On soulignera aussi que, dans la définition des investissements, sont précisément inclus les droits de propriété intellectuelle, en dépit de toutes les dénégations sur un sujet particulièrement sensible dans le cadre du débat concernant la production de médicaments génériques pour des maladies telles que le sida. Bref, le triomphe de la liberté sans contraintes des investisseurs privés en face d'Etats aux mains liées. Compte tenu des caractéristiques mentionnées et de bien d'autres sur lesquelles chacun forgera son opinion, il apparaît en l'état, et quelles que
soient les "divergences" alléguées de certains partenaires (comme le Brésil), que la plate-forme de négociation présente définit un mode d'intégration continentale américaine alarmant aussi bien pour les populations concernées que pour le reste du monde.
Un monde où l'Etat est en retrait sur tous les fronts, où l'intérêt public ne compte plus et celui des minorités encore moins, où l'intérêt privé peut triompher sans limites assignées à son appétit d'accumulation de richesses.

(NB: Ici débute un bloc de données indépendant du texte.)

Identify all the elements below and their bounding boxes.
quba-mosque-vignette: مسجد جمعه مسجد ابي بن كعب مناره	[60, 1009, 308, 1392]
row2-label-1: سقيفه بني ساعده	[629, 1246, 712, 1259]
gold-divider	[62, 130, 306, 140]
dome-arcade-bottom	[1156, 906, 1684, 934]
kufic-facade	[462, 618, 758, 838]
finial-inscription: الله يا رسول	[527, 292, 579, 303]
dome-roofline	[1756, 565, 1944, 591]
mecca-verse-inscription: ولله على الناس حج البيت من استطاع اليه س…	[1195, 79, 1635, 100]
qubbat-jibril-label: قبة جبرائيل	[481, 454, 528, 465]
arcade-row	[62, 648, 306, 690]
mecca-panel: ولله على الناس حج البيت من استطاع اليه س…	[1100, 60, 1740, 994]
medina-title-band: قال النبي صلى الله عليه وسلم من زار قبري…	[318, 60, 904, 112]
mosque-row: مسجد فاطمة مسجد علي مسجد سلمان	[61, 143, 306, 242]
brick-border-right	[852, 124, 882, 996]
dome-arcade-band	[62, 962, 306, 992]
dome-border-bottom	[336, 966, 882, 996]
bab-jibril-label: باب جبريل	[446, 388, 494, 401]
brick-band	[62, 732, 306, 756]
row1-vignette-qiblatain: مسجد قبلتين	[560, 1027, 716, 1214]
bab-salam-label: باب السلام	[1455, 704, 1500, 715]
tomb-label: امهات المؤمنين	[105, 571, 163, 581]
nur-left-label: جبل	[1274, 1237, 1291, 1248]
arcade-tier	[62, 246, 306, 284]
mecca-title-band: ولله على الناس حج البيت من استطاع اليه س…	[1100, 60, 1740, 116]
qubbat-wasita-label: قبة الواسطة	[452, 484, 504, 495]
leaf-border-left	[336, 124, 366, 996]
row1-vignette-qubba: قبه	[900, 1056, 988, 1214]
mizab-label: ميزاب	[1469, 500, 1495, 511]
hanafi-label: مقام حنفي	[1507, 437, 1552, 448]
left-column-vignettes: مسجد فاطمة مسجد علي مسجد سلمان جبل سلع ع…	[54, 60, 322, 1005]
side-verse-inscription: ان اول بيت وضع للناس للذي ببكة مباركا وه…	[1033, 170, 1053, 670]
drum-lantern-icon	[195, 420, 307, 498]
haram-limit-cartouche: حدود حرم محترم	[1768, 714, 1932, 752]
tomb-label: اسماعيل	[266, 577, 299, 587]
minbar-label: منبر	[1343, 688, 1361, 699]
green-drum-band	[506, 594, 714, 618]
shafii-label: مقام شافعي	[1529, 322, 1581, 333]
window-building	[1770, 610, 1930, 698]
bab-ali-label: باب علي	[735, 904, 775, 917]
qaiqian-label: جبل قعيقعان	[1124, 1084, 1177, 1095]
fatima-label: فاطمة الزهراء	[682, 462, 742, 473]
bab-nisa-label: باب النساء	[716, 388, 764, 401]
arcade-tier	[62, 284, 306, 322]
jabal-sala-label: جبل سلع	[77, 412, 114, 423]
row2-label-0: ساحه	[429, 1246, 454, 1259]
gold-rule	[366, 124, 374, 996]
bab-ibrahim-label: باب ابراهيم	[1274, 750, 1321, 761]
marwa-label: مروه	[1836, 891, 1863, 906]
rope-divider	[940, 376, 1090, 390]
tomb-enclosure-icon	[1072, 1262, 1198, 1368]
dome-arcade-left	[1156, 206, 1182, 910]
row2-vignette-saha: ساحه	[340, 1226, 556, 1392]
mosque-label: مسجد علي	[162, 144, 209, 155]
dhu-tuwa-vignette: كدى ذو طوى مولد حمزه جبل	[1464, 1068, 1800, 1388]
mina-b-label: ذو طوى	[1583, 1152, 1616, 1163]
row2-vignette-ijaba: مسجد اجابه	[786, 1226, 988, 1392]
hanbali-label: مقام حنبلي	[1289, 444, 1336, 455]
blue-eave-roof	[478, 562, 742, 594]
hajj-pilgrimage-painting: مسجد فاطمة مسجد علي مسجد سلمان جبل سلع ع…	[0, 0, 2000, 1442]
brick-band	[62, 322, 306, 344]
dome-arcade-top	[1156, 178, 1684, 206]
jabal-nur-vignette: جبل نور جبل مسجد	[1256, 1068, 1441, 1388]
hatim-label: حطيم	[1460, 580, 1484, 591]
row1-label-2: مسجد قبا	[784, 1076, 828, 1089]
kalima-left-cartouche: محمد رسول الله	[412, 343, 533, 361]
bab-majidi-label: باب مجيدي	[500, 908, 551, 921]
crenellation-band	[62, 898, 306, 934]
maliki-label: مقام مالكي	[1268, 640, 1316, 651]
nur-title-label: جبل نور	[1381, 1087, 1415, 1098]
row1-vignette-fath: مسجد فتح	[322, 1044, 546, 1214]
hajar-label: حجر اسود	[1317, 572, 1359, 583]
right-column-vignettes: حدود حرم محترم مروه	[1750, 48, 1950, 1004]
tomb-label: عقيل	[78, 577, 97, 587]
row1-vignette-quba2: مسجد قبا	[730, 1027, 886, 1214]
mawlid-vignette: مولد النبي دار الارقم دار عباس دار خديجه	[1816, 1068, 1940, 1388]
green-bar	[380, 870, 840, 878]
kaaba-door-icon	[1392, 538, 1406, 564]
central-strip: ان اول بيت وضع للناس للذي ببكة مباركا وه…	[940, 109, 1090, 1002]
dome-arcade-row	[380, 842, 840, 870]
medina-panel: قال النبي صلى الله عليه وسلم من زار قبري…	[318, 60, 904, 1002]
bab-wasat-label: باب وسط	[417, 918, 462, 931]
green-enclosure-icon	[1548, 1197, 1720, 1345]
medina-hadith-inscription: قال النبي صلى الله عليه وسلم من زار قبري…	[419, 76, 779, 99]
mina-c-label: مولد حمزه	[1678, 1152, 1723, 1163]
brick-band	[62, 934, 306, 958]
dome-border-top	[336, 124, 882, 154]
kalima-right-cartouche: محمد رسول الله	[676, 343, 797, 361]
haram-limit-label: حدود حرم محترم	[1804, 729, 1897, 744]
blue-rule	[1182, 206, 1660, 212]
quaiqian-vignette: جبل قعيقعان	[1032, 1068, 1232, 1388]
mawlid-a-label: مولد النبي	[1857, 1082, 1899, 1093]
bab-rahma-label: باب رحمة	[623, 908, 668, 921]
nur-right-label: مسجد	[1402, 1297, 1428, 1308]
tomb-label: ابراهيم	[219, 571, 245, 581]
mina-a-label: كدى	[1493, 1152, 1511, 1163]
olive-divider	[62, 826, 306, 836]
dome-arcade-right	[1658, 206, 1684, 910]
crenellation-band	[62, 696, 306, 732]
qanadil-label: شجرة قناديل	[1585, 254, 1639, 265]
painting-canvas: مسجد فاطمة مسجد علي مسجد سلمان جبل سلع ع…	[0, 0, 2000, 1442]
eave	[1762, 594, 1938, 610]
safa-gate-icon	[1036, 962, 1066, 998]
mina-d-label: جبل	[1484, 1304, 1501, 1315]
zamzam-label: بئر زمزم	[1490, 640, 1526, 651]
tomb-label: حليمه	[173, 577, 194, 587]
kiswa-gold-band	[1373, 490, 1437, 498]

Bref, la ZLEA signe le retour de l'AMI (l'Accord multilatéral sur les investissements) par la fenêtre quand on croyait l'avoir chassé par la porte principale. Un retour dont il faut entendre le triple sens. Le premier est l'expérimentation à une échelle encore inconnue de l'hégémonie économique comme paradigme de toutes les intégrations (politiques, sociales, éducatives, culturelles, linguistiques...). Le deuxième est qu'il constitue une vive riposte par la différence (qualitative et quantitative) aux "réussites" intolérables de l'Union européenne.
Le troisième est de fournir, en vue des discussions sur l'avenir de l'OMC (en particulier à Qatar en novembre 2001), le bon décalque à appliquer au nouveau désordre économique international. Le pochoir qui révélera la figure d'un monde vraiment "AMIcal", tel que l'affectionnait l'anticipateur de toutes les dérives tyranniques : George Orwell.